É pena que as notícias que se ouvem sejam que o Estado e este governo demissionário Socialista tenham desmerecido a data redonda dos 500 anos do nascimento do símbolo maior de Portugal! Existe uma resolução do Conselho de Ministros de Maio de 2021 que determina a criação de estruturas que permitam elaborar um programa digno de Camões, mas ficou tudo no papel. Como foi hábito nestes últimos 8 anos. No último fim de semana do ano o governo “mal e porcamente” inventou a criação apressada de um comissariado para o efeito, mas mais uma vez é tudo areia para os nossos olhos, porque a verdade é que o Orçamento do Estado de 2024 não contempla nenhuma rúbrica para os 500 anos de Camões.

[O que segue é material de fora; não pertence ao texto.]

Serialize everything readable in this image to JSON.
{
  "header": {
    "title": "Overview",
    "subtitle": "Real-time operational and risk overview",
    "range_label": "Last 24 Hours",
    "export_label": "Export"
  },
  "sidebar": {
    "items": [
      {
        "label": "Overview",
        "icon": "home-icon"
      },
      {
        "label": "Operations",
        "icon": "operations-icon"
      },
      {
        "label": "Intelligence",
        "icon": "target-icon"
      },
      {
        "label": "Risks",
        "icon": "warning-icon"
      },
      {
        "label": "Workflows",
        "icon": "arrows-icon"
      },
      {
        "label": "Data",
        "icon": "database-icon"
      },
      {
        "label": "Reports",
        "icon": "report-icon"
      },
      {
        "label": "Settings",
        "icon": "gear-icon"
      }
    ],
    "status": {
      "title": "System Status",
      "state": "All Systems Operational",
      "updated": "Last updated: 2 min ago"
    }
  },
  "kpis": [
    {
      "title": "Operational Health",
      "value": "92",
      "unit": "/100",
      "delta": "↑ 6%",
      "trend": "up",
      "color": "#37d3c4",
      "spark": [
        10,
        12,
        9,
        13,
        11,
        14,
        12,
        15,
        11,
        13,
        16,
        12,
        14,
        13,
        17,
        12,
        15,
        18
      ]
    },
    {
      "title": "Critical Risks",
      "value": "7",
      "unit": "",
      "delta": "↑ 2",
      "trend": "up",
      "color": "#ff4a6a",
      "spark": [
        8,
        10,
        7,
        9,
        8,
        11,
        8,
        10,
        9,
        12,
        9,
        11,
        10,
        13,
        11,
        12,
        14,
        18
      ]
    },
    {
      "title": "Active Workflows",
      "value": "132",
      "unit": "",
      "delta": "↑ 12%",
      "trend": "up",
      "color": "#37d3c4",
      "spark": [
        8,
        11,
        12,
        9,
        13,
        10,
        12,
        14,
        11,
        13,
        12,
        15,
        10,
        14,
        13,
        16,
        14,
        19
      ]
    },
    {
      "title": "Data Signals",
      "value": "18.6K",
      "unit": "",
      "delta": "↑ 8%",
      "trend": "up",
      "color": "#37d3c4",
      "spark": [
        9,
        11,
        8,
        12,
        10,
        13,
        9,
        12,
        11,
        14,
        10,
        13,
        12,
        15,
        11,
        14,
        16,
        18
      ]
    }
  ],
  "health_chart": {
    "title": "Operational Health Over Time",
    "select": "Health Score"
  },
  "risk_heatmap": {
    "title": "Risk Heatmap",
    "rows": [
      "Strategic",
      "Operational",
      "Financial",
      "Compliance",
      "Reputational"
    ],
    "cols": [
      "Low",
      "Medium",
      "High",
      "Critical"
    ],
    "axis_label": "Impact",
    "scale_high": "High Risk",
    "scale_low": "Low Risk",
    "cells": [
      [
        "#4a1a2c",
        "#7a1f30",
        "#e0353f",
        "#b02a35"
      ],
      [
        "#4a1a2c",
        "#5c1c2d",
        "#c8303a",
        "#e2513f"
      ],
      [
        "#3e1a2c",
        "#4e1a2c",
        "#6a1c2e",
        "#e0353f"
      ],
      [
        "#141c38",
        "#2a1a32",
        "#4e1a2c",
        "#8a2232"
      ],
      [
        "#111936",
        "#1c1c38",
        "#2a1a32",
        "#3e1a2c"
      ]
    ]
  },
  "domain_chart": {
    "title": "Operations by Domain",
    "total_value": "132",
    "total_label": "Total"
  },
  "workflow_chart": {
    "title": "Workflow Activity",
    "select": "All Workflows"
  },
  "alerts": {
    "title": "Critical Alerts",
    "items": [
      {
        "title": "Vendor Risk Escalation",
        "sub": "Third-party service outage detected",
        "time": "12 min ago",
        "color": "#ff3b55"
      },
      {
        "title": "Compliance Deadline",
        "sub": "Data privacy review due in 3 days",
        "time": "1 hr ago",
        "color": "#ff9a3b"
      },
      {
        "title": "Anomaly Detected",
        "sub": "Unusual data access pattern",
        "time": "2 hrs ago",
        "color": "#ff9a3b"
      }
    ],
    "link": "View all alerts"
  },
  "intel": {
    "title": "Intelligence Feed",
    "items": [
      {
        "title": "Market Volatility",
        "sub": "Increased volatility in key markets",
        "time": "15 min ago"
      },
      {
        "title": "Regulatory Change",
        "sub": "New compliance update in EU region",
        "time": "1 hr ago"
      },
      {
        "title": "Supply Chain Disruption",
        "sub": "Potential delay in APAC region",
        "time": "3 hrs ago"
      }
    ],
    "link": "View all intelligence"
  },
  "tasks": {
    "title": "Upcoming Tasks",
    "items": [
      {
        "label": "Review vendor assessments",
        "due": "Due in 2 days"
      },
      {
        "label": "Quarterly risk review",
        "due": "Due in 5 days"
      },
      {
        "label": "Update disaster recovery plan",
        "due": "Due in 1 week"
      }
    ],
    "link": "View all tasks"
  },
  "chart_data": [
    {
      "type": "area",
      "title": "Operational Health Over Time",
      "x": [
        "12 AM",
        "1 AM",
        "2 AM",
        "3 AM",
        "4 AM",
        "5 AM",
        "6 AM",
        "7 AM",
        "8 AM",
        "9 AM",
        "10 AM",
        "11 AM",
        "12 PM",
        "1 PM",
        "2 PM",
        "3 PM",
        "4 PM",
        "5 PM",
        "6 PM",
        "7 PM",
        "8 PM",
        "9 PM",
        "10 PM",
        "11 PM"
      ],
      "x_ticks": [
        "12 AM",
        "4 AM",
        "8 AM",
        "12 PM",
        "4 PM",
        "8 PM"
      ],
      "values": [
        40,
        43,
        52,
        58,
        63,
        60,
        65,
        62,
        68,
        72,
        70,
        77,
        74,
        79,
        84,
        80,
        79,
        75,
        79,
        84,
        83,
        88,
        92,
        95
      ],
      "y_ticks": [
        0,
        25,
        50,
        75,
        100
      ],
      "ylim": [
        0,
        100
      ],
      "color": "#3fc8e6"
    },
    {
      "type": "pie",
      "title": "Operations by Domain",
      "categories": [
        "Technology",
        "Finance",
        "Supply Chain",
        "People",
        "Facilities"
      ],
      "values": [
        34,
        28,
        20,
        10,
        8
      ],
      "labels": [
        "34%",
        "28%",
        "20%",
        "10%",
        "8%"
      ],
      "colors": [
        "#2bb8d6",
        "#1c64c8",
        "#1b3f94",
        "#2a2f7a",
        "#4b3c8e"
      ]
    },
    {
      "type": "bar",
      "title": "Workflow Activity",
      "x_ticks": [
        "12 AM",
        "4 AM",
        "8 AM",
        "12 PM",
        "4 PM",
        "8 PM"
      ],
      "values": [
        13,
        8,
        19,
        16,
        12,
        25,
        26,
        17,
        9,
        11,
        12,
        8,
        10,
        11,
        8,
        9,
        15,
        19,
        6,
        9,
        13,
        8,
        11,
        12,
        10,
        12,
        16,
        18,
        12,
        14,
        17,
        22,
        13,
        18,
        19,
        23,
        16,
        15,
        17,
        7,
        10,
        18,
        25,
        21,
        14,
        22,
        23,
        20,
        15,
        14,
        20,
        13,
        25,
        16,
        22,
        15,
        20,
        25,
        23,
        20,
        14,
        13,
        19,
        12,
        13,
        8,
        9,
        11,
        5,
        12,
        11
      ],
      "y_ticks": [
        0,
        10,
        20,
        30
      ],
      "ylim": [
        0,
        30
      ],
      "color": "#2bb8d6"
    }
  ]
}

É pena que o Governo da República Portuguesa se tenha esquecido de Luís Vaz de Camões!

Causa para fazer o exercício óbvio: Qual seria a epopeia que Camões escreveria sobre o Portugal de hoje?

A Epopeia das horas de espera nos hospitais? A Epopeia das disciplinas sem professores nas escolas? A Epopeia de esticar o salário até ao fim do mês ou a Epopeia que é arranjar habitação em Portugal? Não sei qual é que ele escolheria, talvez escolhesse todas. Se calhar também foi por isso que o governo de maioria demissionário, se esqueceu de Camões!

No trecho do poema “Esparsa ao desconcerto do mundo”, Camões ecoa pelos tempos para nos falar da nossa realidade:

“Os bons vi sempre passar
No mundo graves tormentos;
E para mais me espantar
Os maus vi sempre nadar
Em mar de contentamentos.”

Pessoalmente não me quero esquecer de Luis Vaz de Camões. Muito pelo contrário, quero comemorar a figura, o homem, o poeta, a língua e gostava, acima de tudo, que se comemorasse a Língua Portuguesa e se envolvesse toda a CPLP. A presidência da república tem aqui uma palavra a dizer.

Espero mesmo que se unam esforços para que este país respeite um dos nossos maiores! A pessoa merece, mas a cultura e a língua assim o exigem.